MLB, MLBPA Announce Rules Changes For 2019, 2020 Seasons
Big changes are coming to Major League Baseball in 2019. Even bigger ones are coming in 2020.
In addition to changes governing the All-Star Game, TV timeouts and mound visits, MLB and the Major League Baseball Player’s Association announced new rules Thursday that will fundamentally alter the way teams construct their rosters, as well as change the roles players may be groomed for in player development.
The first change to roster construction will enter into effect this season with a single trade deadline on July 31. Trade waivers have been eliminated, meaning the end of post-July 31 waiver trades. Last year, Josh Donaldson, Daniel Murphy, Andrew McCutchen, David Freese, Gio Gonzalez, Fernando Rodney, Mike Fiers, Justin Bour and Ryan Madson were among the notable players traded after July 31 after passing through waivers.
The more significant changes will come in 2020. Most notably, all pitchers will be required to pitch to a three-batter minimum or though the end of a half-inning, with exceptions for injuries or “incapacitating illness.” The rule was implemented unilaterally by the Office of the Commissioner.
The rule effectively signals the end of the lefthanded specialist, whose job often was to face a single lefthanded hitter before being pulled regardless of the outcome. Marc Rzepczynski and Boone Logan are some of the relievers who fill that role today, while former starters such as Oliver Perez have been able to extend their careers by becoming lefty specialists.
Additionally starting in 2020, active roster limits will expand from 25 to 26 players for Opening Day through August 31. (Teams will be allowed a 27th player for doubleheaders.) Beginning in September, rosters will expand only to 28 players, compared to the previous mark of 40 players.
The number of pitchers allowed on a roster will also be capped at a number still to be determined by joint committee formed by MLB and the MLBPA. Clubs will have to designate each player as either a position player, a pitcher or a “two-way player”—with the qualification that a player may be designated a “two-way” player only if he pitched at least 20 innings and started at least 20 games as a position player or designated hitter, with at least three plate appearances in each of those games.
Position players will no longer be allowed to pitch except following the ninth inning of an extra-inning game or if their team is winning or losing by more than six runs at the time they enter.
The rule is meant to curb the rise of position players pitching—often to horrendous results—that spiked last year.
The other change for 2020 that will significantly alter the way teams construct their rosters are adjustments to rules governing the injured list and minor league options.
For pitchers, the minimum placement period on the injured list will increase from 10 to 15 days. Similarly, the minimum period that optioned pitchers must remain in the minors will increase from 10 to 15 days.

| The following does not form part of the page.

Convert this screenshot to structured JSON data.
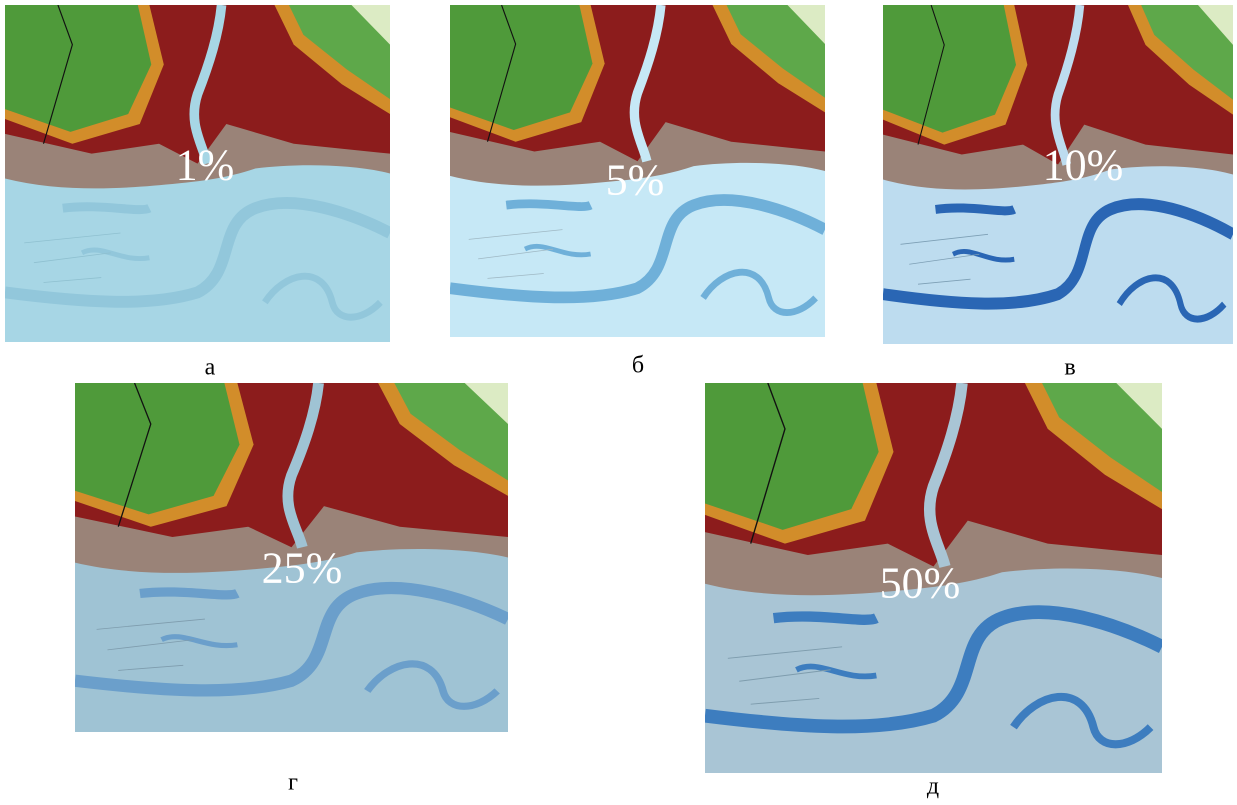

The Shape Of Baseball Is Changing In 2021
The game is getting younger—and in some cases shorter and lighter.
While the majority of the rules governing roster management won’t take effect until the 2020 season, a number of changes governing other aspects of the game take effect in 2019.
Inning Breaks: Subject to discussions with broadcast partners, inning breaks will be reduced from 2:05 to 2:00 in local games, and from 2:25 to 2:00 in national games. (The Office of the Commissioner retains the right to reduce the inning breaks to 1:55 in local and national games for the 2020 season.)
Mound Visits: The maximum number of mound visits per team will be reduced from six to five.
All-Star Game fan voting will be conducted in two rounds. During the “Primary Round,” each Club will nominate one player per eligible position (three outfielders), who will be voted on by fans. In late June or early July, an “Election Day” will be held in which the top three vote-getters at each position in each League during the Primary Round (including the top nine outfielders) will be voted on by fans during a prescribed time period to determine the All-Star Game starters. Further details on the new fan voting format will be announced in April.
All-Star bonus payments will be given to the top three vote-getters at each position in each League during the Primary Round (top six for outfielders). Additionally, the prize money awarded to players on the winning All-Star team will be increased beginning with the 2019 All-Star Game.
Both Clubs will start the 10th inning of the All-Star Game, and each subsequent inning, with a runner on second base (re-entry substitutions allowed for runners).
Home Run Derby: Total player prize money for the Home Run Derby will be increased to $2.5 million. The winner of the Home Run Derby will receive $1 million.
For context, $1 million is greater than the salary of six of the eight Home Run Derby contestants last year.